Asyik semua bercengkrama dengan Dira yang ternyata sangat supel dan ramah. Kemampuannya dalam mengakrabkan diri sangat cepat. Tak butuh waktu lama untuk membuat obrolan lebih santai seperti telah kenal lama. Begitupun juga Nada, rasa rindunya kepada sang kakak terobati sudah dengan pertemuan itu. Obrolan demi obrolan mengalir akrab dan nyaman hingga tak terasa malam telah menjelang. Semua berpamitan untuk beristirahat sejenak dirumah masing-masing mengingat estafet keletihan terasa begitu menggelayut dipundak dan mata mereka. Apalagi bagi Indra dan Najar yang siangnya memilih ‘berolahraga’.
——-
Bersatu dalam kebersamaan,
Menyangga rapuh kesendirian,
Menyusun kerangka masa depan.
Bersama dalam tali kasih,
Meniti jalur kehidupan,
Saling sokong dalam ketidakberdayaan.
Lemah akan sirna,
Resah juga tiada,
Tak kalah dalam langkah.
Majulah berdiri,
Bahumu bersama kami,
Lenganmu bergandeng hati..
(Bait Persaudaraan – Andira Kirana)
——-
Hanya tersisa 3 cinta bersaudara Angga, Dira, dan Nada yang masih asyik melepas rindu. Hera, istri Angga juga masih setia menemani suami tercinta, bahkan ia juga merasa sangat gembira dengan pertemuan itu. Bagi Hera, adik-adik Angga adalah juga adiknya. Kakak ipar yang sungguh baik dan penyabar.

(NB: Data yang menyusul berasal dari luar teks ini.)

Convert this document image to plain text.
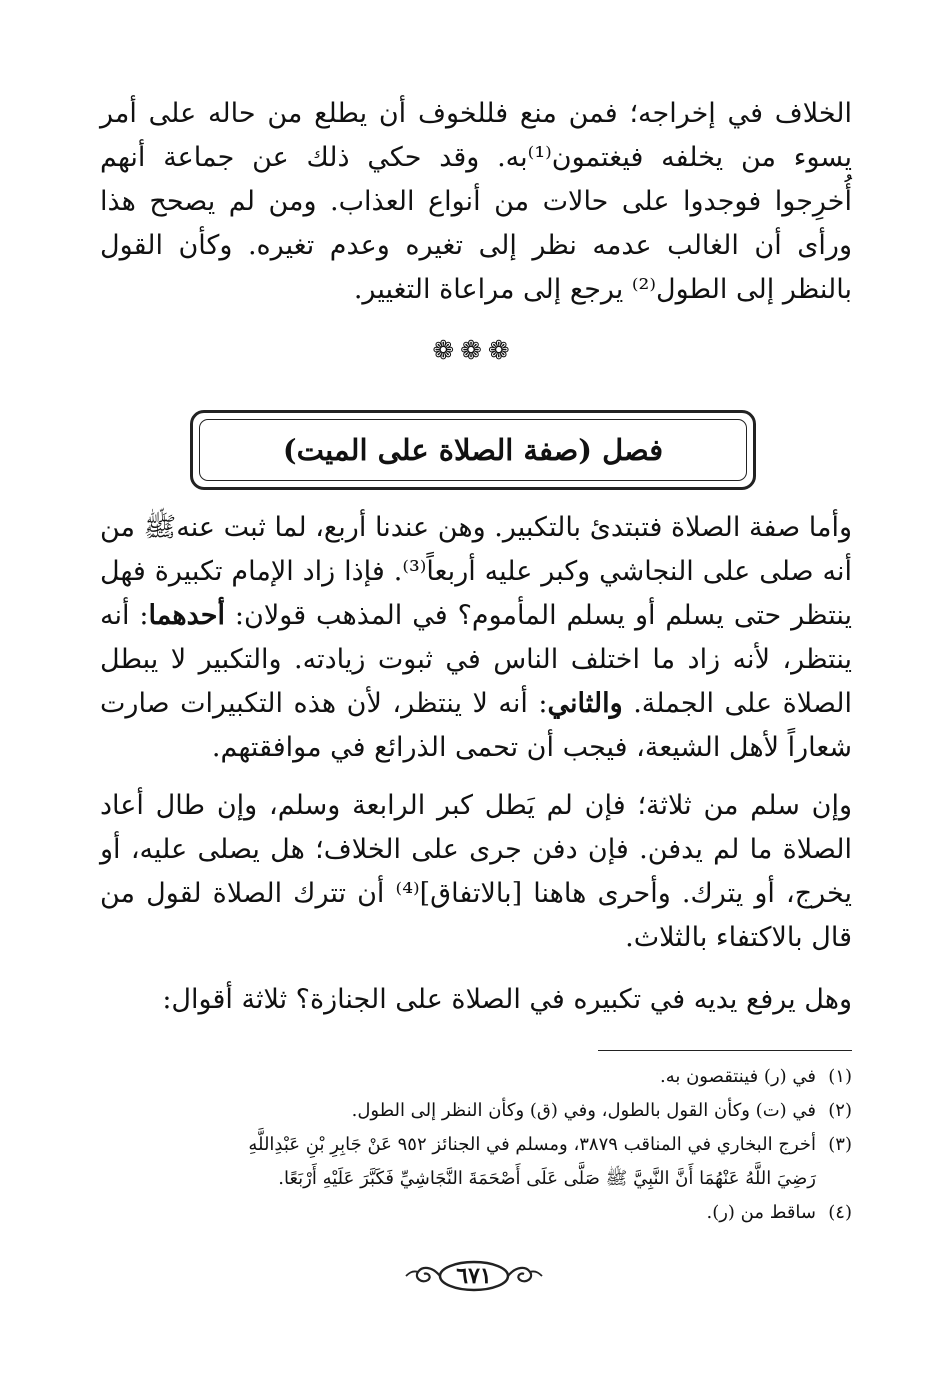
الخلاف في إخراجه؛ فمن منع فللخوف أن يطلع من حاله على أمر يسوء من يخلفه فيغتمون⁽¹⁾به. وقد حكي ذلك عن جماعة أنهم أُخرِجوا فوجدوا على حالات من أنواع العذاب. ومن لم يصحح هذا ورأى أن الغالب عدمه نظر إلى تغيره وعدم تغيره. وكأن القول بالنظر إلى الطول⁽²⁾ يرجع إلى مراعاة التغيير.

❁❁❁
فصل (صفة الصلاة على الميت)

وأما صفة الصلاة فتبتدئ بالتكبير. وهن عندنا أربع، لما ثبت عنهﷺ من أنه صلى على النجاشي وكبر عليه أربعاً⁽³⁾. فإذا زاد الإمام تكبيرة فهل ينتظر حتى يسلم أو يسلم المأموم؟ في المذهب قولان: أحدهما: أنه ينتظر، لأنه زاد ما اختلف الناس في ثبوت زيادته. والتكبير لا يبطل الصلاة على الجملة. والثاني: أنه لا ينتظر، لأن هذه التكبيرات صارت شعاراً لأهل الشيعة، فيجب أن تحمى الذرائع في موافقتهم.

وإن سلم من ثلاثة؛ فإن لم يَطل كبر الرابعة وسلم، وإن طال أعاد الصلاة ما لم يدفن. فإن دفن جرى على الخلاف؛ هل يصلى عليه، أو يخرج، أو يترك. وأحرى هاهنا [بالاتفاق]⁽⁴⁾ أن تترك الصلاة لقول من قال بالاكتفاء بالثلاث.

وهل يرفع يديه في تكبيره في الصلاة على الجنازة؟ ثلاثة أقوال:

(١)
في (ر) فينتقصون به.
(٢)
في (ت) وكأن القول بالطول، وفي (ق) وكأن النظر إلى الطول.
(٣)
أخرج البخاري في المناقب ٣٨٧٩، ومسلم في الجنائز ٩٥٢ عَنْ جَابِرِ بْنِ عَبْدِاللَّهِ
رَضِيَ اللَّهُ عَنْهُمَا أَنَّ النَّبِيَّ ﷺ صَلَّى عَلَى أَصْحَمَةَ النَّجَاشِيِّ فَكَبَّرَ عَلَيْهِ أَرْبَعًا.
(٤)
ساقط من (ر).
٦٧١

Sesaat Nada tertidur. Mungkin kondisi kesehatan yang membuatnya cepat letih. Ditambah pengaruh obat penenang memberikan efek mengantuk padanya.
“Ra, mumpung Nada turu, aku kate crito. Masalah kene duduk anake pak kusno koyoke wes wayahe Nada ngerti. Tapi yo ga saiki, keadaane isih lemes. Engkok ae lek wes metu RS tak omongane. Soale pak kusno wes molai sak enake udhel e dewe, molai ngatur-ngatur”, (Ra, selagi Nada tidur, aku mau cerita. Tentang kita bukan anak pak kusno kayaknya sudah saatnya Nada tahu. Tapi ya tidak sekarang, kondisinya masih belum stabil. Nanti saja kalau sudah keluar dari RS. Ini karena pak kusno sudah mulai seenaknya sendiri ngatur-ngatur) Angga membuka pembicaraan serius dengan adik keduanya.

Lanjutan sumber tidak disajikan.